Some additional tips specifically when using a mobile device or devices in public places include
- be aware of shoulder surfing (i.e. people looking at what you type or view in order to obtain your account details or see material they should not see)
- make use of remote access to services that can largely leave the data on the server and not on your device, e.g. use the remote access portal or web access to email
- where possible do not copy confidential data onto removable media or mobile devices
- consider enabling a remote tracking service and or remote wiping services for a mobile device
- consider the pros and cons of encrypting data on a mobile device
The first line of security against an attack is a users password. You should guard your password as though it were a pin number for a bank card or a piece of very confidential information. Never disclose your password to another user - no other user would ever need to know anothers password. In addition, never record your password in writing in a place where it could be identified as your password.
The choice of a good password is important. We have a script at the Institute which checks each new password to make sure it is not something obviously guessed by an attacker. The best password would be a random string of upper and lower case letters mixed in with numbers and punctuation marks, such as j^P1-oqs, but obviously this would be hard to remember.
Password changing frequency
There is no enforced password changing frequency at present. However, it is still good practice to change you password from time to time. If you change your password it is not advisable to simply change back to one you have used before.
Password sharing or caching
It is generally recommended that you use different passwords for different systems (e.g. one for your departmental computer account but a separate one for say your gmail account). By doing this you ensure that if one password is compromised or someone gains access via some other means (e.g. you leave yourself logged in with the screen unlocked etc) the security breach is limited to the single system that uses it. As more and more organisations converge to single sign on systems for their services the value of a single password increases, e.g. in the past you may have used separate passwords for each service provided by an organisation whereas now you may use a single password and hence if compromised access to all those services is compromised.
It is also now common place for certain applications (e.g. email clients, web browsers, messsaging systems etc) to offer to cache/store your password for the service they are used to access. It is up to the individual to consider whether to allow their password to be cached. If you are using an application to access a remote service, e.g. remote email or messaging system, and you allow the application to cache this separate password then if your account password is compromised the account can then be used to access this remote service without the need to compromise the password for it. There are of course ease of use benefits to caching and storing password and the individual needs to weigh up the risks associated with extending the network of trust associated with an account versus the possible benefits.
You must also be aware that our buildings contain a large number of computers. Always be careful to close and lock the doors marked to be closed, and do not let people tailgate you through key security points.

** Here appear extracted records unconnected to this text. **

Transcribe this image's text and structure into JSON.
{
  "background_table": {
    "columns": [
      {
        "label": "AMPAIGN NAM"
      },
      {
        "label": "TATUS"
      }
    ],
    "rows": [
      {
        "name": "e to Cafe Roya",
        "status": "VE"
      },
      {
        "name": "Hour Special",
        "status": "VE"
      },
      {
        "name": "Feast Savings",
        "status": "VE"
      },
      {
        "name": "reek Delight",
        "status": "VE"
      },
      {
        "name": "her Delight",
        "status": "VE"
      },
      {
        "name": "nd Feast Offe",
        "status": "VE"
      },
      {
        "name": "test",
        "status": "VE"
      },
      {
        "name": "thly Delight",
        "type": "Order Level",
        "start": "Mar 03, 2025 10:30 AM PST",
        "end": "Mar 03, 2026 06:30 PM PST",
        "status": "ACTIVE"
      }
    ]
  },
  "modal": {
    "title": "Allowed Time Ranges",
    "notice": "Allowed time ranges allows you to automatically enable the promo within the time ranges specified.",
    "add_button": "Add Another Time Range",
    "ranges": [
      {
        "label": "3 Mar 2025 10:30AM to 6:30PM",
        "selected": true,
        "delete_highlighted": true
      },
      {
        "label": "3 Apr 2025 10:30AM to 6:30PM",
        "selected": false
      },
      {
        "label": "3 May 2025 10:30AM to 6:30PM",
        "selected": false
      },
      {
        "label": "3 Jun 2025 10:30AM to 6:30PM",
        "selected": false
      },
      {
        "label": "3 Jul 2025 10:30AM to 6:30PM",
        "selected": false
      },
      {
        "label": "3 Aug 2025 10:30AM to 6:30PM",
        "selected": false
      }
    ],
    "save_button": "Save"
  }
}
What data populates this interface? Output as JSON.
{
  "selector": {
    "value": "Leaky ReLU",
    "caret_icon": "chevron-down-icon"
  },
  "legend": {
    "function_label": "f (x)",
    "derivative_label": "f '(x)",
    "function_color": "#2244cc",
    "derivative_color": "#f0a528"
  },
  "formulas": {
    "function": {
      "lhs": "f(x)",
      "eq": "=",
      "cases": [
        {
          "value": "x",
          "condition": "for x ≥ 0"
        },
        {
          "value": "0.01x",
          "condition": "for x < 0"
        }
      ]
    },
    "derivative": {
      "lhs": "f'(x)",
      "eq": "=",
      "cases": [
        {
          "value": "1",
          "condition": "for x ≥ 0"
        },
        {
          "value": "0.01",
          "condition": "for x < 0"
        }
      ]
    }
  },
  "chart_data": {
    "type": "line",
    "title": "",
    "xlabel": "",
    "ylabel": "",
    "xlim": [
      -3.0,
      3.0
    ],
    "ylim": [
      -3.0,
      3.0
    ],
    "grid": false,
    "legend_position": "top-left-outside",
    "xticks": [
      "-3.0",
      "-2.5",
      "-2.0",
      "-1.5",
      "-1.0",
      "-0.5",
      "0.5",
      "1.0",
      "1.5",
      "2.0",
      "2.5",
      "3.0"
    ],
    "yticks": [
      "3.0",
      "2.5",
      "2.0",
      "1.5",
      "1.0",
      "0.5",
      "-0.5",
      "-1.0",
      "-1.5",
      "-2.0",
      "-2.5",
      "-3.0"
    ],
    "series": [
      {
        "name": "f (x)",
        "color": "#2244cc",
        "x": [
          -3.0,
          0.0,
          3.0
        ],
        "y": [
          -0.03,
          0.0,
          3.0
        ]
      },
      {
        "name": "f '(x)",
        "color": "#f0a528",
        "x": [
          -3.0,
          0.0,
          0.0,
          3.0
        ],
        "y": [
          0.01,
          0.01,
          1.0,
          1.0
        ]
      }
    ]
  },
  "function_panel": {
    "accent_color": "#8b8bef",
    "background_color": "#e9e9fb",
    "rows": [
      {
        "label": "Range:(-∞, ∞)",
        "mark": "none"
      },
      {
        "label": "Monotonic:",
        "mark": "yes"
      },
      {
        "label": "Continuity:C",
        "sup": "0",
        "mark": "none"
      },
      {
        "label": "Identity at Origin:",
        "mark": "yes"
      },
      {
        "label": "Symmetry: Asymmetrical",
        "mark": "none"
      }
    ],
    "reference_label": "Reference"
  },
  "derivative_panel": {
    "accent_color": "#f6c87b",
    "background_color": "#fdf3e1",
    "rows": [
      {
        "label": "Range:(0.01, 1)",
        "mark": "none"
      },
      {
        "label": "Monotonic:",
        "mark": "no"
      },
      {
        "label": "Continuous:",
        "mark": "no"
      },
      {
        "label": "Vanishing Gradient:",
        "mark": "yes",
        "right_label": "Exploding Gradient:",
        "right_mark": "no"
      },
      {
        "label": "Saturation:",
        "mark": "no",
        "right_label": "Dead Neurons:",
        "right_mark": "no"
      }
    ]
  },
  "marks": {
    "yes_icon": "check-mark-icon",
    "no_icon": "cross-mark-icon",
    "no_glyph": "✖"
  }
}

Anyone who should have access to a room will have suitable card access. You must be very careful about letting anyone into a room. It is not uncommon for a thief to let their face be known in a building for a long while, then to gain access to restricted areas and to steal equipment. The same rule holds for giving people access to the buildings outside office hours or at weekends.
In addition, be careful about disclosing information about our computers to other people - computers are often stolen to order.